Minor Corrections After Reconstruction

Some women may have a small difference in the shape, balance, or position of the reconstructed breast compared to the other breast. Because there are so many variables, there is no real standard approach to fixing minor flaws after reconstruction.

Some common techniques are:

Sculptra and similar fillers: Sculptra is the brand name of injectable poly-l-lactic acid. It’s approved by the U.S. Food and Drug Administration to correct the signs of fat loss in the face in people with HIV. It’s also used by plastic surgeons to fill in wrinkles in the face, neck, and hands.

During mastectomy, your surgeon will remove tissue up to the collar bone, but an implant will cover only the breast area. In some cases, there may be a hollow area just above the reconstructed breast or a visible line under the skin where the implant starts. To fix these defects, a surgeon can inject Sculptra into the area to fill in the hollow and create a smooth contour between the implant and the chest.

Lipofilling: In lipofilling, fat tissue is removed from another part of your body, your abdomen, for example, processed into liquid in a lab, and then injected into the reconstructed breast to improve its shape or fullness.

Lipofilling is more common in Europe than it is in the United States.

While some doctors have wondered whether lipofilling would increase the risk of the breast cancer coming back (recurrence), research done in 2011 suggests that women who have lipofilling after reconstruction are no more likely to have a recurrence than women who never had lipofilling.

Dermal matrix products: Dermal matrix products are skin substitutes made from human, calf, or pig skin that has been processed and sterilized to remove all cells, which reduces the risk of disease and your body rejecting it. What’s left is a mesh-like framework of mostly collagen, a strong protein found in skin, bones, and other tissue. Human skin used for dermal matrix products is donated by tissue banks that follow American Association of Tissue Banks Standards. All skin used to make dermal matrix products is tested according to U.S. Food and Drug Administration and appropriate state regulations. There are more than 10 dermal matrix products used in breast reconstruction.

AlloDerm, Strattice, NeoForm, and DermaMatrix are all dermal matrix products. These products have been used in breast reconstruction since about 1998 and are being used more frequently today.

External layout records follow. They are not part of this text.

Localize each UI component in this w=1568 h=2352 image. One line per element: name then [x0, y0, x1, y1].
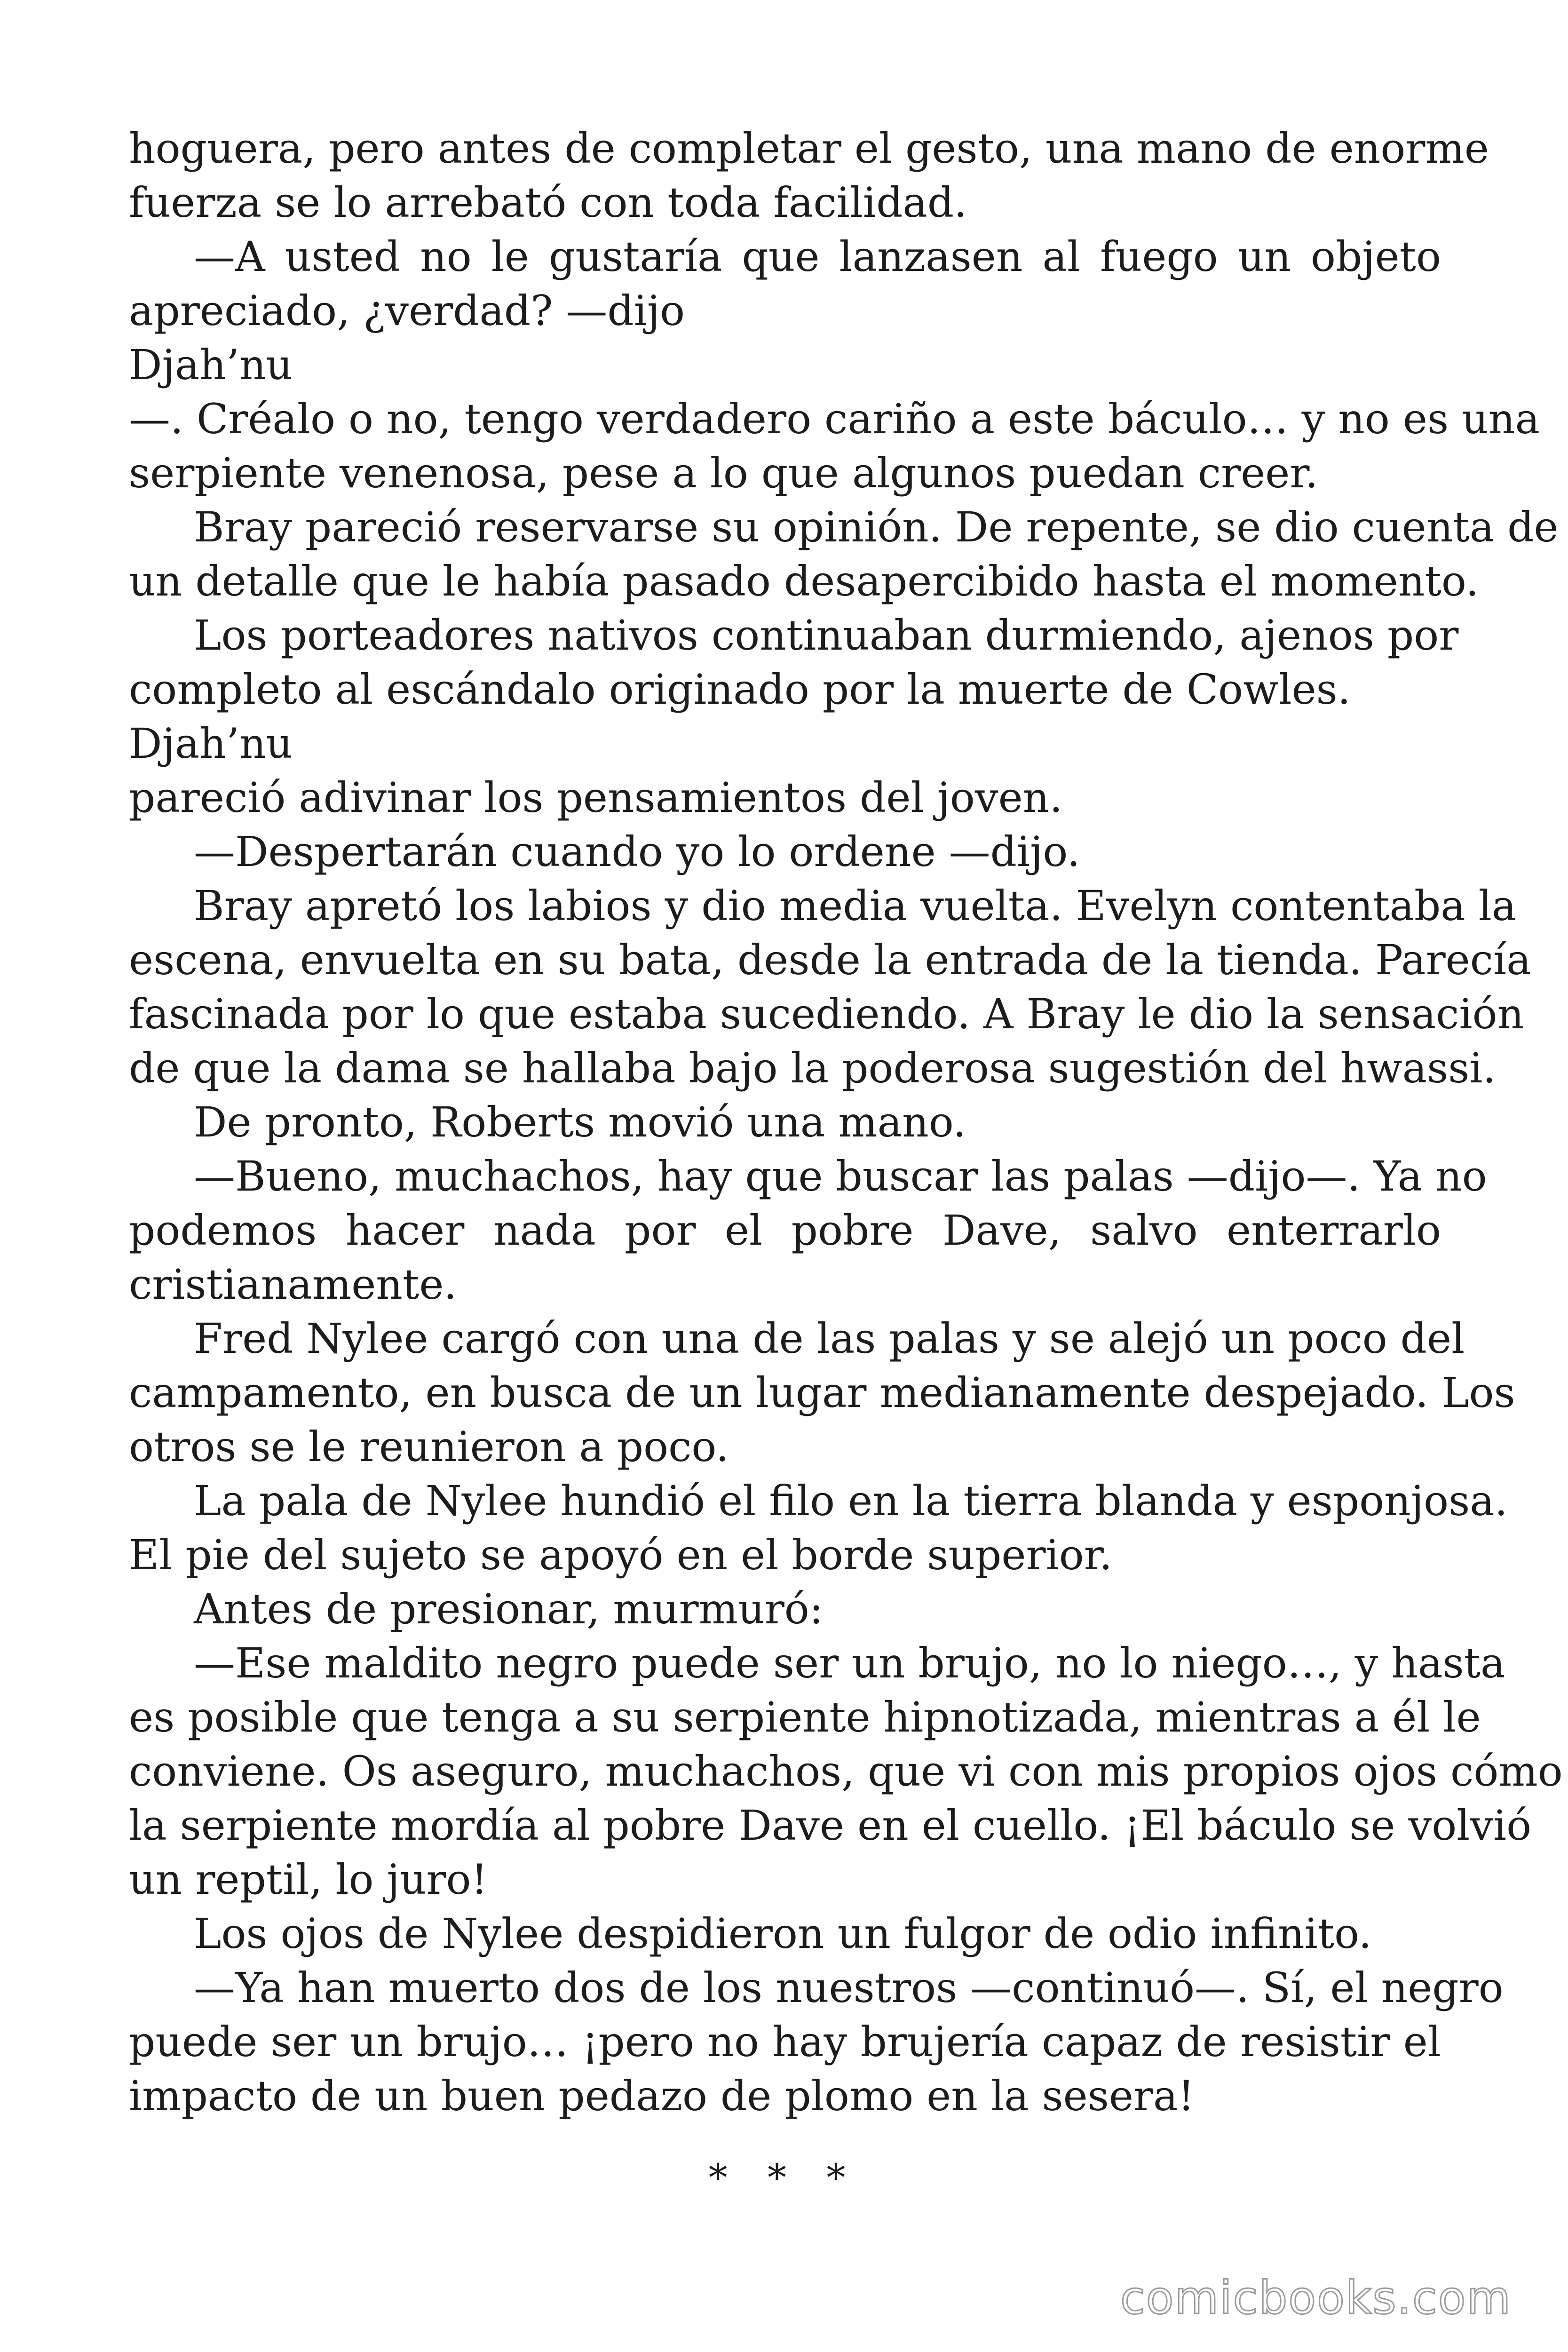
text-line: un reptil, lo juro! — [129, 1855, 488, 1904]
text-line: otros se le reunieron a poco. — [129, 1422, 729, 1471]
text-line: conviene. Os aseguro, muchachos, que vi con mis propios ojos cómo — [129, 1747, 1563, 1796]
watermark-logo: comicbooks.com — [1120, 2272, 1512, 2324]
text-line: hoguera, pero antes de completar el gesto, una mano de enorme — [129, 124, 1489, 173]
text-line: —Ya han muerto dos de los nuestros —continuó—. Sí, el negro — [194, 1963, 1504, 2012]
text-line: Fred Nylee cargó con una de las palas y se alejó un poco del — [194, 1314, 1465, 1363]
text-line: La pala de Nylee hundió el filo en la tierra blanda y esponjosa. — [194, 1477, 1508, 1525]
text-line: de que la dama se hallaba bajo la poderosa sugestión del hwassi. — [129, 1044, 1496, 1092]
text-line: Los porteadores nativos continuaban durmiendo, ajenos por — [194, 611, 1459, 660]
text-line: —A usted no le gustaría que lanzasen al fuego un objeto — [194, 232, 1441, 281]
text-line: —Bueno, muchachos, hay que buscar las palas —dijo—. Ya no — [194, 1152, 1487, 1200]
text-line: campamento, en busca de un lugar medianamente despejado. Los — [129, 1368, 1515, 1417]
text-line: apreciado, ¿verdad? —dijo — [129, 286, 685, 335]
text-line: un detalle que le había pasado desapercibido hasta el momento. — [129, 557, 1479, 605]
text-line: serpiente venenosa, pese a lo que algunos puedan creer. — [129, 449, 1318, 497]
text-line: Bray pareció reservarse su opinión. De repente, se dio cuenta de — [194, 503, 1559, 551]
text-line: fuerza se lo arrebató con toda facilidad. — [129, 178, 967, 227]
text-line: impacto de un buen pedazo de plomo en la sesera! — [129, 2072, 1195, 2120]
text-line: —Ese maldito negro puede ser un brujo, no lo niego…, y hasta — [194, 1639, 1505, 1687]
text-line: pareció adivinar los pensamientos del joven. — [129, 773, 1063, 822]
text-line: Los ojos de Nylee despidieron un fulgor de odio infinito. — [194, 1909, 1372, 1958]
text-line: podemos hacer nada por el pobre Dave, salvo enterrarlo — [129, 1206, 1441, 1255]
text-line: Bray apretó los labios y dio media vuelta. Evelyn contentaba la — [194, 882, 1517, 930]
text-line: escena, envuelta en su bata, desde la entrada de la tienda. Parecía — [129, 936, 1531, 984]
section-separator: * * * — [708, 2156, 860, 2200]
text-line: completo al escándalo originado por la muerte de Cowles. — [129, 665, 1351, 714]
page-body — [129, 121, 1563, 2123]
text-line: —Despertarán cuando yo lo ordene —dijo. — [194, 827, 1080, 876]
text-line: es posible que tenga a su serpiente hipnotizada, mientras a él le — [129, 1693, 1481, 1741]
text-line: puede ser un brujo… ¡pero no hay brujería capaz de resistir el — [129, 2018, 1441, 2066]
text-line: Djah’nu — [129, 719, 293, 768]
text-line: la serpiente mordía al pobre Dave en el cuello. ¡El báculo se volvió — [129, 1801, 1532, 1850]
text-line: De pronto, Roberts movió una mano. — [194, 1098, 966, 1146]
text-line: Antes de presionar, murmuró: — [194, 1585, 824, 1633]
text-line: —. Créalo o no, tengo verdadero cariño a este báculo… y no es una — [129, 395, 1540, 443]
text-line: cristianamente. — [129, 1260, 457, 1309]
text-line: El pie del sujeto se apoyó en el borde superior. — [129, 1531, 1113, 1579]
text-line: Djah’nu — [129, 341, 293, 389]
text-line: fascinada por lo que estaba sucediendo. A Bray le dio la sensación — [129, 990, 1524, 1038]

Surgeons use dermal matrix products to fill in ridges or dents that may appear after reconstruction.

A plastic surgeon who's experienced in breast reconstruction can work with you to develop a correction plan that addresses all your concerns and goals.

Most plastic surgeons recommend that you wait at least 6 months to 1 year after reconstruction before having any more surgery to fix any defects. This allows your tissues to heal and allows any distortion or asymmetry to stabilize.